From situation they are in parallel connection.
Yes, the OP got this in post #5. Five years ago.

etotheipi

What is the formula for calculating combined resistance?

The formula for calculating combined resistance is R = R1 + R2 + R3 + ... + Rn, where R is the total resistance and R1, R2, R3, etc. are the individual resistances of each wire in the circuit.

How do you calculate the combined resistance of wires in series?

To calculate the combined resistance of wires in series, simply add the individual resistances of each wire together.

How do you calculate the combined resistance of wires in parallel?

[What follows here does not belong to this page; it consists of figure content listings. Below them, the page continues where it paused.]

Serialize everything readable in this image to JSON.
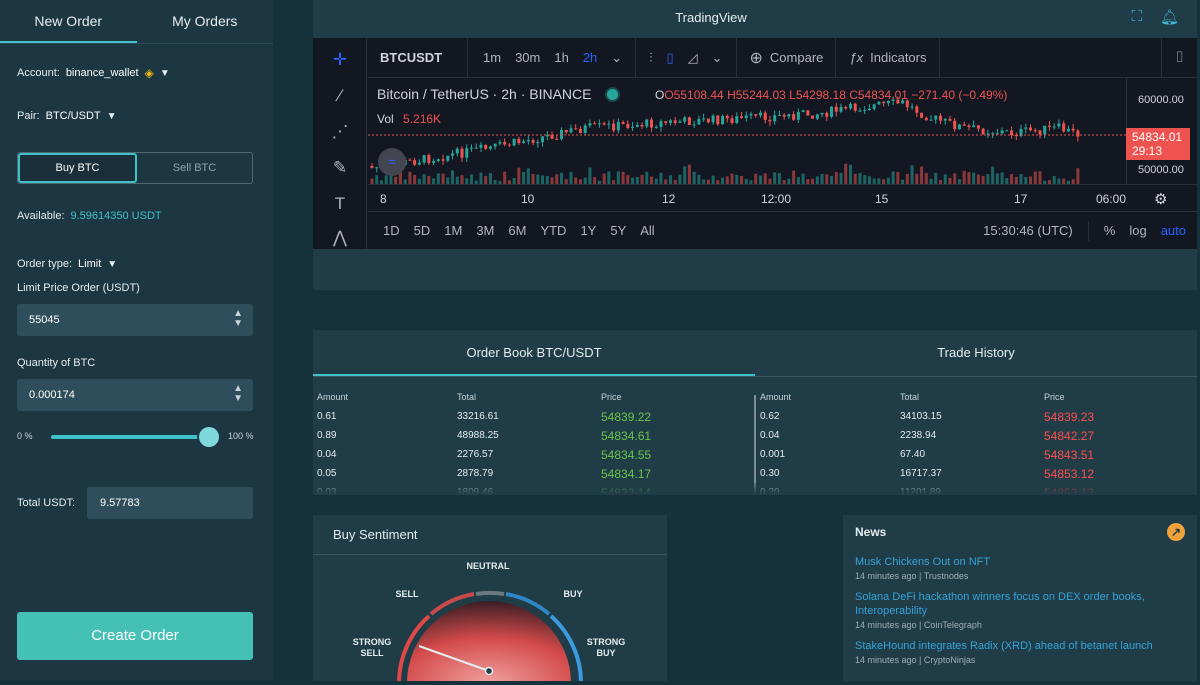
{
  "order_panel": {
    "tabs": [
      "New Order",
      "My Orders"
    ],
    "account_label": "Account:",
    "account_value": "binance_wallet",
    "pair_label": "Pair:",
    "pair_value": "BTC/USDT",
    "buy_label": "Buy BTC",
    "sell_label": "Sell BTC",
    "available_label": "Available:",
    "available_value": "9.59614350 USDT",
    "order_type_label": "Order type:",
    "order_type_value": "Limit",
    "limit_price_label": "Limit Price Order (USDT)",
    "limit_price_value": "55045",
    "quantity_label": "Quantity of BTC",
    "quantity_value": "0.000174",
    "slider_min": "0 %",
    "slider_max": "100 %",
    "slider_level": 1.0,
    "total_label": "Total USDT:",
    "total_value": "9.57783",
    "create_label": "Create Order"
  },
  "tradingview": {
    "title": "TradingView",
    "symbol": "BTCUSDT",
    "intervals": [
      "1m",
      "30m",
      "1h",
      "2h"
    ],
    "active_interval": "2h",
    "compare_label": "Compare",
    "indicators_label": "Indicators",
    "legend_title": "Bitcoin / TetherUS · 2h · BINANCE",
    "open": "O55108.44",
    "high": "H55244.03",
    "low": "L54298.18",
    "close": "C54834.01",
    "change": "−271.40 (−0.49%)",
    "vol_label": "Vol",
    "vol_value": "5.216K",
    "price_labels": [
      "60000.00",
      "50000.00"
    ],
    "last_price": "54834.01",
    "countdown": "29:13",
    "x_labels": [
      "8",
      "10",
      "12",
      "12:00",
      "15",
      "17",
      "06:00"
    ],
    "ranges": [
      "1D",
      "5D",
      "1M",
      "3M",
      "6M",
      "YTD",
      "1Y",
      "5Y",
      "All"
    ],
    "time": "15:30:46 (UTC)",
    "percent_label": "%",
    "log_label": "log",
    "auto_label": "auto",
    "up_color": "#26a69a",
    "down_color": "#ef5350"
  },
  "order_book": {
    "tabs": [
      "Order Book BTC/USDT",
      "Trade History"
    ],
    "headers": [
      "Amount",
      "Total",
      "Price"
    ],
    "bids": [
      [
        "0.61",
        "33216.61",
        "54839.22"
      ],
      [
        "0.89",
        "48988.25",
        "54834.61"
      ],
      [
        "0.04",
        "2276.57",
        "54834.55"
      ],
      [
        "0.05",
        "2878.79",
        "54834.17"
      ],
      [
        "0.03",
        "1809.46",
        "54832.14"
      ]
    ],
    "asks": [
      [
        "0.62",
        "34103.15",
        "54839.23"
      ],
      [
        "0.04",
        "2238.94",
        "54842.27"
      ],
      [
        "0.001",
        "67.40",
        "54843.51"
      ],
      [
        "0.30",
        "16717.37",
        "54853.12"
      ],
      [
        "0.20",
        "11201.89",
        "54853.13"
      ]
    ]
  },
  "sentiment": {
    "title": "Buy Sentiment",
    "labels": {
      "neutral": "NEUTRAL",
      "sell": "SELL",
      "buy": "BUY",
      "strong_sell": "STRONG SELL",
      "strong_buy": "STRONG BUY"
    }
  },
  "news": {
    "title": "News",
    "items": [
      {
        "title": "Musk Chickens Out on NFT",
        "meta": "14 minutes ago | Trustnodes"
      },
      {
        "title": "Solana DeFi hackathon winners focus on DEX order books, Interoperability",
        "meta": "14 minutes ago | CoinTelegraph"
      },
      {
        "title": "StakeHound integrates Radix (XRD) ahead of betanet launch",
        "meta": "14 minutes ago | CryptoNinjas"
      }
    ]
  }
}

To calculate the combined resistance of wires in parallel, use the formula 1/R = 1/R1 + 1/R2 + 1/R3 + ... + 1/Rn, where R is the total resistance and R1, R2, R3, etc. are the individual resistances of each wire.

What is the difference between series and parallel circuits?

In a series circuit, the components are connected one after the other, creating only one path for the current to flow. In a parallel circuit, the components are connected in separate branches, creating multiple paths for the current to flow.

Can the combined resistance of wires ever be less than the individual resistances?

No, the combined resistance of wires can never be less than the individual resistances. In series circuits, the total resistance is always greater than each individual resistance, and in parallel circuits, the total resistance is always less than each individual resistance.